In early June 1863, the Bessie arrived in Victoria, British Columbia on Vancouver Island. The Sinclairs found the land wild and undeveloped with thick forests, making the effort required to clear land for agriculture close to impossible with their limited labor and resources. Eliza set her sights on California, but an acquaintance named Henry Rhodes recommended that they avoid the rough oceans during the winter as it would make anchorage difficult. Rhodes suggested that they sail to the Sandwich Islands (Hawaii) instead, since his brother lived in Honolulu. The Sinclairs agreed, and they boarded the Bessie one last time.

==Hawaii==

At the age of 63 years, Eliza led 13 members of her family to Hawaii, arriving in Honolulu Harbor on 17 September 1863 on the vessel Bessiecaptained by her son-in-law, Thomas Gay. The 300-ton barque arrived fully provisioned, with Merino sheep, one cow, hay, grain, chickens, a grand piano, books, and clothing. Eliza was considered a "chiefess" by the native Hawaiians she and her family employed on the island of Niʻihau and in Makaweli on Kauaʻi.

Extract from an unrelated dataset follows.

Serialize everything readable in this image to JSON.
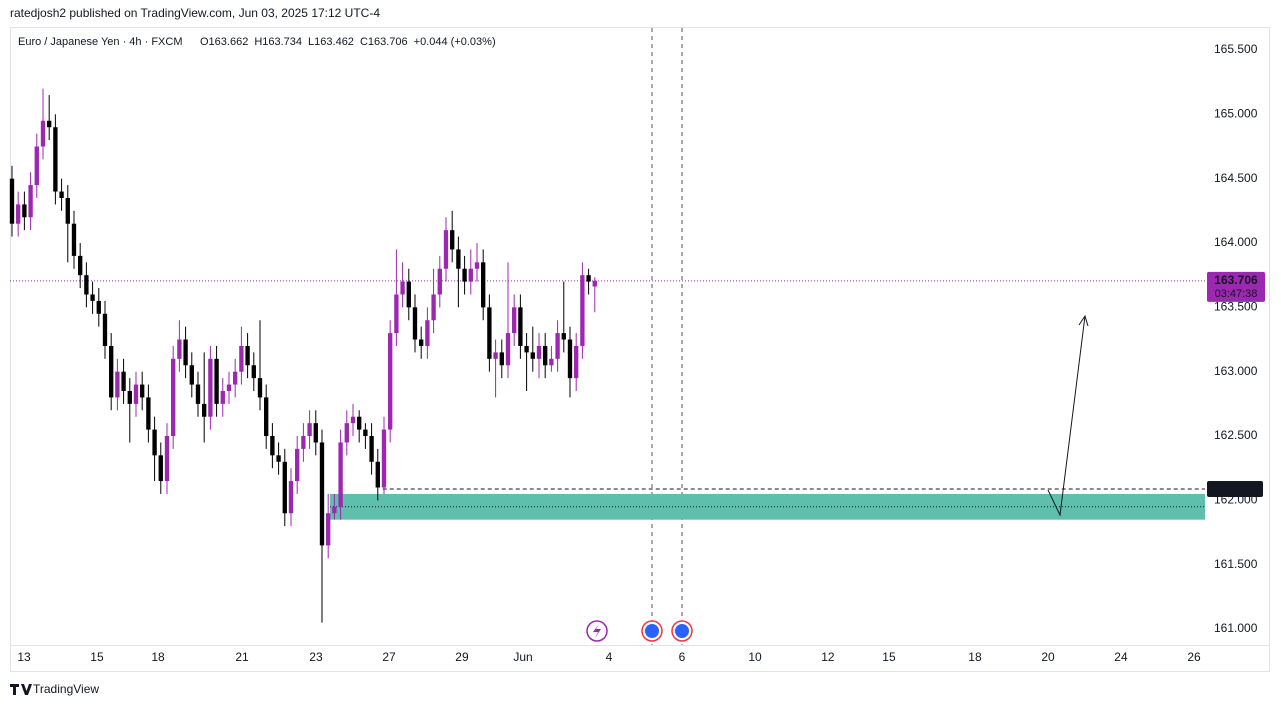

In 1885, her niece Isabella McHutcheson Sinclair, who married Eliza's son Francis, authored and illustrated Indigenous Flowers of the Hawaiian Islands which has become an important record of the Hawaiian flora. The illustrations are of plants from Kauaʻi and Niʻihau islands.

== Descendants ==
Her descendants continue to run the island of Ni'ihau under their private ownership.